Though slap-happycontains a handful of tracks that recalls the guitar scuzz and bass rumble of Bricks and Smell, most of the record veers off into uncharted territory. Take the Devo-vocals-meet-AC/DC stomp of "Happy" or the French lyrical tease of "Livin Large."
For evidence of L7's stylistic departure, one needs to look no further than the polka-tinged "Little One." Could it be that Sparks and Plakas, both Windy City natives, have finally let their geographical and cultural influences come to the fore? "No, no, no. That has nothing to do with it, but I like that idea," laughs Sparks. "That's really funny, actually. I guess since Dee and I are both from Chicago, the polka is in us inherently. But that beat, the polka beat, is considered like the forbidden beat in punk rock. But there's a lot of polka-sounding punk rock out there if you think about it, so we figured, 'Why not?'"

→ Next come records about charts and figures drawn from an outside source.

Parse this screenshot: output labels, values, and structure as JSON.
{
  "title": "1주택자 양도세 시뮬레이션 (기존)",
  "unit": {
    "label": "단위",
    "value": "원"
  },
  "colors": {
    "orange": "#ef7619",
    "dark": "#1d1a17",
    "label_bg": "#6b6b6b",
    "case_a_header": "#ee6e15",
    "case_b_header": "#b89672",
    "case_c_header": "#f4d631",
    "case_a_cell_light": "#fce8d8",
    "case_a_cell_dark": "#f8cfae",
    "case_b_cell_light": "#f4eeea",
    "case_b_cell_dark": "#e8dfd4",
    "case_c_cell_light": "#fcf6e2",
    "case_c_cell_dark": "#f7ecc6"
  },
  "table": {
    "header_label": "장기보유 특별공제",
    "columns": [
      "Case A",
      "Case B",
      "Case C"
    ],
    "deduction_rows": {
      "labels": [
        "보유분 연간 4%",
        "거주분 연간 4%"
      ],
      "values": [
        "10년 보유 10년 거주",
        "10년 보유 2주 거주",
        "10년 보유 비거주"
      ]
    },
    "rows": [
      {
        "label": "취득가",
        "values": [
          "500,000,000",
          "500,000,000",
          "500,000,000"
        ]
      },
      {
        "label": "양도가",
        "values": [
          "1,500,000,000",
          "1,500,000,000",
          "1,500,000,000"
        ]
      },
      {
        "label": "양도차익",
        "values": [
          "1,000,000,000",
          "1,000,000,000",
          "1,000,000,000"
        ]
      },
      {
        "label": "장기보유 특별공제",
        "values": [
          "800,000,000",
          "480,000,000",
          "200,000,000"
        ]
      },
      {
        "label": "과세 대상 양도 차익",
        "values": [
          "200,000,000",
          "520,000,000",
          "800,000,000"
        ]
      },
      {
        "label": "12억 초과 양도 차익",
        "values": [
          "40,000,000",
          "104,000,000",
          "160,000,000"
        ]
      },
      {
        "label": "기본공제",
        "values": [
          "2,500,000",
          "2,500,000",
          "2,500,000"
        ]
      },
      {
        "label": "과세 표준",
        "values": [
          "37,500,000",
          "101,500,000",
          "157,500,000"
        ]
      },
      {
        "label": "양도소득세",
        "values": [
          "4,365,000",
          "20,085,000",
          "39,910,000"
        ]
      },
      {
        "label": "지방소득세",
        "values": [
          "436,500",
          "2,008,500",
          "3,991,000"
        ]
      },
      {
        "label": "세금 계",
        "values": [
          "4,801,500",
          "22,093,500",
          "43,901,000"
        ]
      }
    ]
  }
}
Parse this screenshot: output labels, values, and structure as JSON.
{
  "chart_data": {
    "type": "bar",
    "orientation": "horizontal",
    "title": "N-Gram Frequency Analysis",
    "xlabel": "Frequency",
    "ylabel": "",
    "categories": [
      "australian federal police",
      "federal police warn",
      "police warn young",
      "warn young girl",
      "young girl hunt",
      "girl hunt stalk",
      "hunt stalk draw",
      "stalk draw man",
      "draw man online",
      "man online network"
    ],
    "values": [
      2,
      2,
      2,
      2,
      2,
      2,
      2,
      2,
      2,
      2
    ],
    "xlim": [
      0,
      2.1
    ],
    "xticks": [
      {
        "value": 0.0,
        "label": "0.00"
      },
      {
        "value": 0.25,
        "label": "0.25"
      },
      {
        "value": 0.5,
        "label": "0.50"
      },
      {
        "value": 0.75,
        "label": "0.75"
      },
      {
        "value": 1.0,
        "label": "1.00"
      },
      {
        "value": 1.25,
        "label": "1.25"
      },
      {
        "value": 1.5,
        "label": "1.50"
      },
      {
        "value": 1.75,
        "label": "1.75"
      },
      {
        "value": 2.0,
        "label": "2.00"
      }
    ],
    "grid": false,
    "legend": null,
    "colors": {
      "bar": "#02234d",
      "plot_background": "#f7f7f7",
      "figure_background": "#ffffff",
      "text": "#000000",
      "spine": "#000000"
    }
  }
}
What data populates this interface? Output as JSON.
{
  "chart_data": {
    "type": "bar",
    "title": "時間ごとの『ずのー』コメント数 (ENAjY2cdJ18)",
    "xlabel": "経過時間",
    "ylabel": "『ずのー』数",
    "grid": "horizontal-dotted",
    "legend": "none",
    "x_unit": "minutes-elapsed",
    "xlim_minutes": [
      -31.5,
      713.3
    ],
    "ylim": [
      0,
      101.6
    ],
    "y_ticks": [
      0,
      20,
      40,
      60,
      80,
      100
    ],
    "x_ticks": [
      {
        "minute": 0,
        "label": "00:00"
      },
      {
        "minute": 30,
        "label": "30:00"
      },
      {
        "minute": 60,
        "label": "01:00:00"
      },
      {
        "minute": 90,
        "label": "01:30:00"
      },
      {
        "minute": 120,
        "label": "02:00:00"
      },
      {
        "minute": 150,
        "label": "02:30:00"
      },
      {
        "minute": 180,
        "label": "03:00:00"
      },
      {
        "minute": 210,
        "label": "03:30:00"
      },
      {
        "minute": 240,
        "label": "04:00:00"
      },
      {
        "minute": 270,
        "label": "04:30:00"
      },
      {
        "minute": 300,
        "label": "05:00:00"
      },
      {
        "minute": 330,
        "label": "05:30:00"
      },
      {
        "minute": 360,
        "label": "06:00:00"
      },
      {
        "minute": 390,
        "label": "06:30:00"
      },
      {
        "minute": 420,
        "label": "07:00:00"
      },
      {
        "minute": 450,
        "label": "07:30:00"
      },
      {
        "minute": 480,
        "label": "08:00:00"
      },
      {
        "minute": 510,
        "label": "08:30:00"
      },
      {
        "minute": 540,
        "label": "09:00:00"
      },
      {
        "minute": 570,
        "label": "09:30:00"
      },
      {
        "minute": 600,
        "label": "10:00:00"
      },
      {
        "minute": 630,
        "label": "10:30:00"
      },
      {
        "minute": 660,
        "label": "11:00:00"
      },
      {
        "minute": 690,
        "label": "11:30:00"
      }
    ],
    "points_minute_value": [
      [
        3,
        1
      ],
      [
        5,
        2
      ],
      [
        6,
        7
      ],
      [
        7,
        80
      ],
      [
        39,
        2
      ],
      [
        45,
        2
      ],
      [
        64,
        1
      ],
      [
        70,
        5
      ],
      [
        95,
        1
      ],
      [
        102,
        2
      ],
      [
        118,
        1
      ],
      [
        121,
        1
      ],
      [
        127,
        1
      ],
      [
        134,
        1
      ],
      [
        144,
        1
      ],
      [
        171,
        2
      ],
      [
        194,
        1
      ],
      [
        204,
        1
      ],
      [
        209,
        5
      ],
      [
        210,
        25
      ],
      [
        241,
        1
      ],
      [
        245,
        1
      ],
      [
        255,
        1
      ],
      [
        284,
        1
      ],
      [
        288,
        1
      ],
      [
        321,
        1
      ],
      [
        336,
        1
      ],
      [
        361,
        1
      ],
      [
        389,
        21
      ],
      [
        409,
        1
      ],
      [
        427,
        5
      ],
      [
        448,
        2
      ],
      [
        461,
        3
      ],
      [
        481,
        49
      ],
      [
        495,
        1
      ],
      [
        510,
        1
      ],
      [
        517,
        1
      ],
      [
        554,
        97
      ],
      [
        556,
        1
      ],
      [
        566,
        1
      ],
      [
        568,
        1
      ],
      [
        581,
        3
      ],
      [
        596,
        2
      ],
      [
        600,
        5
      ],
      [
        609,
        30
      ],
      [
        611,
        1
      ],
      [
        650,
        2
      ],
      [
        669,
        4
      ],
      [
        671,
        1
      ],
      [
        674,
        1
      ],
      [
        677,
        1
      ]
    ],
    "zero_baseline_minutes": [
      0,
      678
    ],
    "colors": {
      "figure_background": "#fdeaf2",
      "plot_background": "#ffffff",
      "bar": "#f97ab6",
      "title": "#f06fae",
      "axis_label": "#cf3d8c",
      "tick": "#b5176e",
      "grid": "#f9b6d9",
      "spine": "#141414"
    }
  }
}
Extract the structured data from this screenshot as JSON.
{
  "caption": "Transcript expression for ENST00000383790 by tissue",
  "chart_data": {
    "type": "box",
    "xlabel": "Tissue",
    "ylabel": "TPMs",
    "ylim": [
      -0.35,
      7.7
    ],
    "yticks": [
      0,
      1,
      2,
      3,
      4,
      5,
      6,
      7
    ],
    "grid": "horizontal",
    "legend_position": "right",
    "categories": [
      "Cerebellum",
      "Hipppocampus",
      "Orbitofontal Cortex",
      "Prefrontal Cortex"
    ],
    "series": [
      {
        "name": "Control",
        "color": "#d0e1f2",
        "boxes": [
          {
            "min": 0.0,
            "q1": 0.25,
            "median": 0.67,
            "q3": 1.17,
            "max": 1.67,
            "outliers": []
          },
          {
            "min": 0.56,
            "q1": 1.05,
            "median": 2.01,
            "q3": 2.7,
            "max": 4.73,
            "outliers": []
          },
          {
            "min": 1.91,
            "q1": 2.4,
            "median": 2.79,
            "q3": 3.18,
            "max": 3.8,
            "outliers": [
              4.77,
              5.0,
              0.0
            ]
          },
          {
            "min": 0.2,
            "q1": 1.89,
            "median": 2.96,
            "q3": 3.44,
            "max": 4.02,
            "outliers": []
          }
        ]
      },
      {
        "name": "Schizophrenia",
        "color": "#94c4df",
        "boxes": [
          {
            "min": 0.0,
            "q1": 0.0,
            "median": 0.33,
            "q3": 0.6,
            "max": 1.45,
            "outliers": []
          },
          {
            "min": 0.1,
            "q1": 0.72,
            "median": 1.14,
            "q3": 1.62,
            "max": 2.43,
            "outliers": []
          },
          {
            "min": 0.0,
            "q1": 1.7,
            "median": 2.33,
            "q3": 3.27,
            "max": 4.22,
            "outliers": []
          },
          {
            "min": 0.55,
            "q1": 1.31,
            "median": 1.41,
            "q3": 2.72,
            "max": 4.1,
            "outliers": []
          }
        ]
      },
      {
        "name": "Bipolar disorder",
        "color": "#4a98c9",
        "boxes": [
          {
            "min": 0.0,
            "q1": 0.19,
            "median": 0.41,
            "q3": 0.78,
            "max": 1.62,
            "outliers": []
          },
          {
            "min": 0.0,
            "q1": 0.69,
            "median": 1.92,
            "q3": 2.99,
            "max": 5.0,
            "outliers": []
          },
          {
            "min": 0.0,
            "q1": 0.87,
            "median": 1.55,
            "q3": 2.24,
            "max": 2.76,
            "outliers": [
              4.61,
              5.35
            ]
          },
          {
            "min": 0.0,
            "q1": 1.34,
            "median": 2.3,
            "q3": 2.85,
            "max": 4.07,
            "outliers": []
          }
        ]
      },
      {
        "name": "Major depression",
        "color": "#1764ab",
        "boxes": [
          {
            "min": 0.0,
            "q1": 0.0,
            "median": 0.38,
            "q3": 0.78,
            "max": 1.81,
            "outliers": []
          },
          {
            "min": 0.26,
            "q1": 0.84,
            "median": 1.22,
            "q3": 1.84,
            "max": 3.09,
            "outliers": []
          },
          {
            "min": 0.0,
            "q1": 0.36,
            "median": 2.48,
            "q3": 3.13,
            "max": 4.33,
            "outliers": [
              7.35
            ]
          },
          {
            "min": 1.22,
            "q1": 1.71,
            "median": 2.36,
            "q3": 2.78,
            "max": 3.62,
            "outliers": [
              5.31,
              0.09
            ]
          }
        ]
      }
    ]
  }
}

Almost equally surprising as the band's foray into polka are the three-part harmonies found on the furious disc opener, "Crackpot Baby." Sparks says the harmony was done tongue-in-cheek, at least initially. "But then we listened to it and it sounded so great we were like, 'Yeah, this is cool, let's use it,'" remembers Sparks. "It was also kind of a 'fuck you' to people, you know. Like, 'Yes, we can do three-part harmony, too -- so fuck you.'"
Nearly 15 years after starting, L7 shows have become a strange mishmash of old punks, grunge vets and rock 'n' roll newbies -- a segment of the audience that comes to the band by virtue of its frequent all-ages performances. "We get the people who are longtime fans and then we get the people who are complete greenhorns. We get the longhorns and the greenhorns," quips Sparks.
After finishing its current U.S. tour, the band will travel to Australia and Japan in the New Year before returning to the States for another round of dates this spring. The band's world-travel plans also include stops in South America, where the group has long been received with the acclaim and zealousness worthy of its dominating, rock-goddess image.
"We're huuuge in Brazil," intones Sparks, only half-kiddingly. "We were there in '93, but we haven't been back since. Their economy's been such shit, and the promoters down there are not all that stable. But judging by the e-mail and the press, we're very big down in South America. So there I would say there we're huge rock stars. Everywhere else we're kind of medium-sized rock stars."
L7 is scheduled to perform on Saturday, November 6, at the Green Room in Tempe, with the Backyard Babies, and Slugworth. Showtime is 9 p.m.